Ekonomik olarak batan ülke siyasi olarak da istikrarsızlığın dibine vurdu. Azınlık hükümetleri, çok partili koalisyonlar vs. derken ülke İMF’nin kapısında borç dilenen, ABD’den kurtarıcı bakan ithal eden bir konuma düştü.
 
Bunların yaşanmasına sebep olan tüm partiler baraj altına itilerek siyasi hayattan silindi. Daha sonra bu partilerde CHP ve MHP tekrar baraj üstüne çıkarak siyaset yapma imkanına kavuştu.

12 yıllık istikrarlı Ak Parti iktidarının ardından tekrar aynı tekerlemeler, vaatler yarışırcasına sıralanmaya başlandı.

Hiçbir muhalefet partisinin iktidar olma beklentisi olmadığı açık.

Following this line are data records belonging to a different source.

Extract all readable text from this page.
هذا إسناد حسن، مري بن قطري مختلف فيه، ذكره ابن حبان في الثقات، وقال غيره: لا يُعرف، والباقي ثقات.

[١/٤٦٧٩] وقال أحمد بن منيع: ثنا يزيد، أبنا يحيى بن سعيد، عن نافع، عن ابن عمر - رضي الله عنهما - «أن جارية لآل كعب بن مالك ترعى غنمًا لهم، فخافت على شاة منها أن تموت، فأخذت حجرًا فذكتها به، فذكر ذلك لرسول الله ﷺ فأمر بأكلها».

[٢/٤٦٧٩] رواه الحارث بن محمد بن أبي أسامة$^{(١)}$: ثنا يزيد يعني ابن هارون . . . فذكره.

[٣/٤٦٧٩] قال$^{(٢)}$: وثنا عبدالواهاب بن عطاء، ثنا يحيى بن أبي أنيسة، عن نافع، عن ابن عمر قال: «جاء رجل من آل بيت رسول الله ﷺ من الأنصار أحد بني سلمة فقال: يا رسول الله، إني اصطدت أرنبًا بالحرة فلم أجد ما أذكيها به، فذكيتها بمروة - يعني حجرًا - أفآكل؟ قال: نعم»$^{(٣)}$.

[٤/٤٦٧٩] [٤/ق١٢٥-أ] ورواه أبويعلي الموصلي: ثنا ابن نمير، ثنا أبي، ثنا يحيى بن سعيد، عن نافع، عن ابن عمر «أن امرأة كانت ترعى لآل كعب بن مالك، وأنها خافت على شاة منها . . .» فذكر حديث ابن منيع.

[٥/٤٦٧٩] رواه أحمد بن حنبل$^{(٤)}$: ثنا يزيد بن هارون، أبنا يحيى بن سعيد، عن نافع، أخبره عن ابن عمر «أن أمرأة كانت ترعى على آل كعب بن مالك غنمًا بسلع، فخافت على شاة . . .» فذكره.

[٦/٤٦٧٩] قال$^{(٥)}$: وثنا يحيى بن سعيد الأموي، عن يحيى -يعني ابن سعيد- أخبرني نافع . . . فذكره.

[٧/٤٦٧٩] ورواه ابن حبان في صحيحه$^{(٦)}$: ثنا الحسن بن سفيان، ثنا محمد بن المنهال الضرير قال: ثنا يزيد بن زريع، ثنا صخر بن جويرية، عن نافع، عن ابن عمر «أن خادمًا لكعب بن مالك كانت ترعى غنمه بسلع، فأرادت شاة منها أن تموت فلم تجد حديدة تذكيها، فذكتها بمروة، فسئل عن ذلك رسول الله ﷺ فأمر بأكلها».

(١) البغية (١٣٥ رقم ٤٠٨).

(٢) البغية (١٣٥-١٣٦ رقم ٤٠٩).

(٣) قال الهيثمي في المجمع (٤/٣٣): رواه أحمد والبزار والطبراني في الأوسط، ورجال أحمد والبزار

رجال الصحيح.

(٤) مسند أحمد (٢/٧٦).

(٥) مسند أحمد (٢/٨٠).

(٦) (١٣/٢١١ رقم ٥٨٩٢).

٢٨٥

En büyük muhalefet partisinin bu seçimdeki hedefinin %35 oy almak olduğu genel başkanınca ifade edildi. Şu an Türkiye’de %35 oy oranıyla iktidar olunması mümkün olmadığına göre niçin ülke ekonomisi istikrarı yeterince dikkate alınmadan ekonomik vaatler yarışına giriliyor?

Kanaatimce siyasi istikrarı bozmak için ekonomik vaatler kullanılıyor. Yani bu ekonomik vaatlere inanıp her muhalefet partisi oy oranını 2-3 puan artırabilirse Ak Partinin tek başına iktidar olma olasılığı azaltılmış olacağı düşünülüyor. Peki sonrası?

Sonrası için öngörüde bulunmak adına, 1991 ile 2001 yılları arası yaşananlar en güzel örnektir, hatırlamakta büyük fayda var.  Siyasi istikrar giderse ne ekonomide gelişmişlik kalır ne de hak ve özgürlükler.  Tarihin tekerrürüne sebep olanların vay haline…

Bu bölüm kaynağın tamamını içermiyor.